The first floor of the mixed-use buildings will house retails and restaurants, while the upper floors will serve as either offices or residential spaces depending on the building. The area will surround a green space called Town Commons. However, the plan is subject to change.
Davis Montgomery, a member of the Elon Board of Aldermen, said the board began to ask why businesses didn’t want to move their locations to downtown Elon.
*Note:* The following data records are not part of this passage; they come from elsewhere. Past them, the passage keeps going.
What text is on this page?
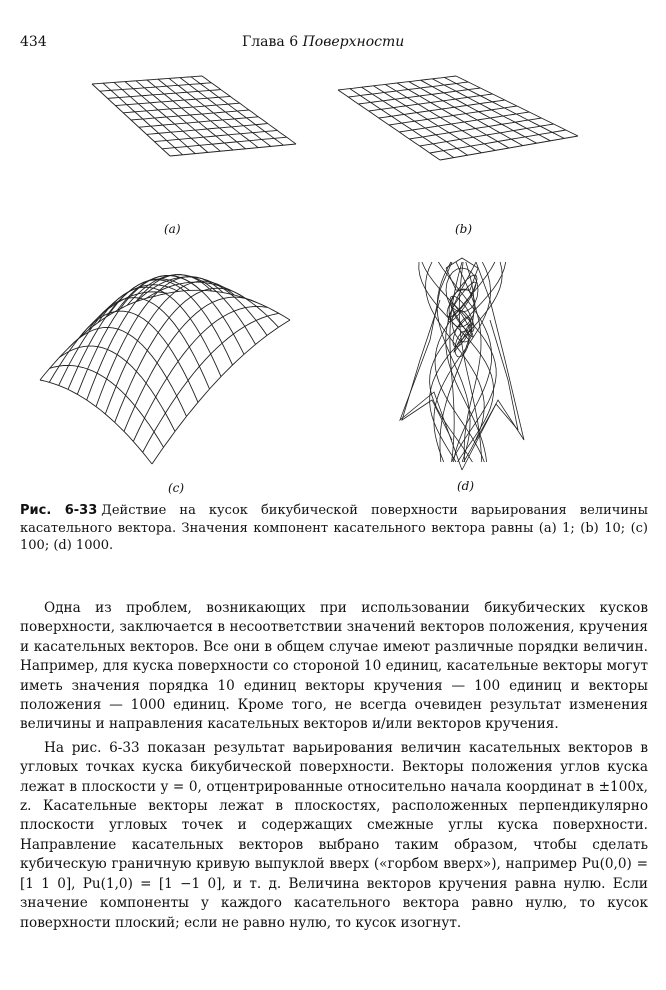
434	Глава 6 Поверхности
(a)	(b)
(c)	(d)
Рис. 6-33 Действие на кусок бикубической поверхности варьирования величины касательного вектора. Значения компонент касательного вектора равны (a) 1; (b) 10; (c) 100; (d) 1000.

Одна из проблем, возникающих при использовании бикубических кусков поверхности, заключается в несоответствии значений векторов положения, кручения и касательных векторов. Все они в общем случае имеют различные порядки величин. Например, для куска поверхности со стороной 10 единиц, касательные векторы могут иметь значения порядка 10 единиц векторы кручения — 100 единиц и векторы положения — 1000 единиц. Кроме того, не всегда очевиден результат изменения величины и направления касательных векторов и/или векторов кручения.

На рис. 6-33 показан результат варьирования величин касательных векторов в угловых точках куска бикубической поверхности. Векторы положения углов куска лежат в плоскости y = 0, отцентрированные относительно начала координат в ±100x, z. Касательные векторы лежат в плоскостях, расположенных перпендикулярно плоскости угловых точек и содержащих смежные углы куска поверхности. Направление касательных векторов выбрано таким образом, чтобы сделать кубическую граничную кривую выпуклой вверх («горбом вверх»), например Pu(0,0) = [1 1 0], Pu(1,0) = [1 −1 0], и т. д. Величина векторов кручения равна нулю. Если значение компоненты y каждого касательного вектора равно нулю, то кусок поверхности плоский; если не равно нулю, то кусок изогнут.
As a result, a committee was formed four years ago to discuss the revitalization of downtown Elon.
The committee was made up of Montgomery, Alderman Mark Greene, Elon resident Clark Bennett, Town Planner Sean Tencer, former Town Manager Ed Wyatt and Gerald Whittington, Elon University’s senior vice president for business, finance and technology.
Recently, the committee began to take bigger steps into having the plan come to fruition.
“Within the last year and a half we began to look at this plan more seriously,” Greene said. “We had different stakeholders and citizens come in so we could get a feel for what they wanted from a new downtown space.”
Following their input, the committee sent a proposal out to six to eight firms to come up with a master plan for downtown Elon.
“We took a look at what their response to our proposal looked like,” Montgomery said. “We [threw out] the things we didn’t like. We had to tell them exactly what we were looking for to get a decent bid in.”
The committee chose Kaufmann & Associates, a Pennsylvania-based company.
Greene said the committee wanted the area to be a different template from the university’s design but still complement it.
“The committee wanted to establish a separate downtown area because the downtown isn’t going to rely on the student population,” he said.
The proposed plan was presented to the Board of Aldermen earlier this month. A public hearing will take place at 6 p.m. March 3 and the Board of Aldermen will vote on the plan March 11.
If the vote passes, Greene estimated the plan will take 10 to 20 years to complete, but there is no intention to let the project go to waste.
“It’s a marathon, not a sprint,” he said. “We don’t want it to be something that sits on the shelf.”